Nigeria skills gap stifles economic growth, youth group warns
A youth organization has awarded 43 African university scholarships, highlighting a widening Nigerian skills gap that leaves employers short of qualified manpower and threatens long-term economic expansion.
One Youth Global has awarded full university scholarships to 43 African students at the finale of its Spark Nation 3.0 event in Abakaliki, Nigeria. The organization used the competition to spotlight a deepening human capital deficit that threatens long-term economic growth.
Nigeria is producing thousands of graduates annually who lack the practical skills required by modern employers. This creates a paradoxical shortage of qualified manpower despite widespread unemployment. The resulting skills mismatch widens the jobless rate, which directly fuels poverty, outward migration and social instability across Africa's largest economy.

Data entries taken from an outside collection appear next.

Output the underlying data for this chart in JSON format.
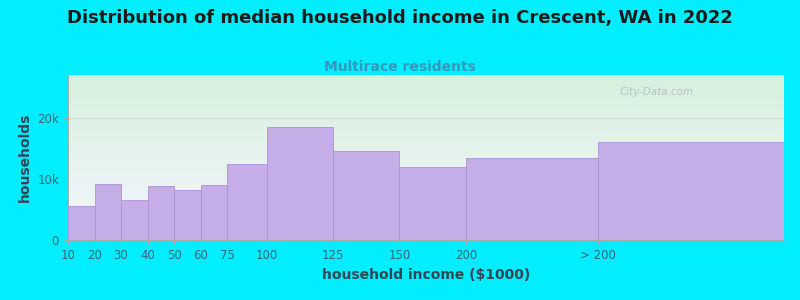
{
  "title": "Distribution of median household income in Crescent, WA in 2022",
  "subtitle": "Multirace residents",
  "xlabel": "household income ($1000)",
  "ylabel": "households",
  "background_outer": "#00eeff",
  "background_inner_top": "#d6f0dc",
  "background_inner_bottom": "#f5f5ff",
  "bar_color": "#c5aee8",
  "bar_edge_color": "#b090d8",
  "categories": [
    "10",
    "20",
    "30",
    "40",
    "50",
    "60",
    "75",
    "100",
    "125",
    "150",
    "200",
    "> 200"
  ],
  "values": [
    5500,
    9200,
    6500,
    8800,
    8200,
    9000,
    12500,
    18500,
    14500,
    12000,
    13500,
    16000
  ],
  "ylim": [
    0,
    27000
  ],
  "yticks": [
    0,
    10000,
    20000
  ],
  "ytick_labels": [
    "0",
    "10k",
    "20k"
  ],
  "title_fontsize": 13,
  "subtitle_fontsize": 10,
  "axis_label_fontsize": 10,
  "tick_fontsize": 8.5,
  "title_color": "#1a1a1a",
  "subtitle_color": "#3399bb",
  "tick_color": "#336677",
  "axis_label_color": "#334455",
  "watermark_text": "City-Data.com",
  "bar_widths": [
    1,
    1,
    1,
    1,
    1,
    1,
    1.5,
    2.5,
    2.5,
    2.5,
    5,
    7
  ]
}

“The economy is about the exchange of value, and value begins with knowledge. We need to raise a new generation of productive young people who understand that leadership is about responsibility, not position,” said Uchechukwu Agbo, president of One Youth Global.
Agbo warned that sustained economic expansion requires structural reforms to make African education more practical and entrepreneurship-driven. He argued that neglecting classrooms leaves young people without the tools to create businesses or contribute meaningfully to national output, thereby stalling broader economic development.
The Spark Nation 3.0 competition attracted participants from 192 schools across the continent. Students were grouped into sectors covering education, governance, security, the economy and community development to identify problems and draft practical solutions. Samson Amulu, Director of Programmes and Boot Camp at One Youth Global, said the programme was designed to cultivate critical thinking and innovation among future leaders.
Beyond the direct financial aid, the organization challenged governments, corporate organizations and development partners to increase capital deployment toward educational infrastructure and mentorship. Technology expert Raymond Onwu and Eliezer Ajah commended the initiative for exposing young people to opportunities that prepare them for future leadership roles.
Speaking on behalf of the scholarship winners, students Chukwuemeka Prosper and Alum Kelyn appealed to African leaders to increase educational funding. They noted that access to quality learning remains the surest path to personal and national transformation.
For investors and market participants, the underlying message points to a structural bottleneck in Nigeria's labor market. Without deliberate, targeted investment in human capital, corporate efforts to expand and government initiatives to accelerate economic development will continue to lag behind demographic pressures.
“Education is the foundation of everything we hope to build. The more we invest in the minds of our young people, the stronger and more productive our nations become,” Agbo said.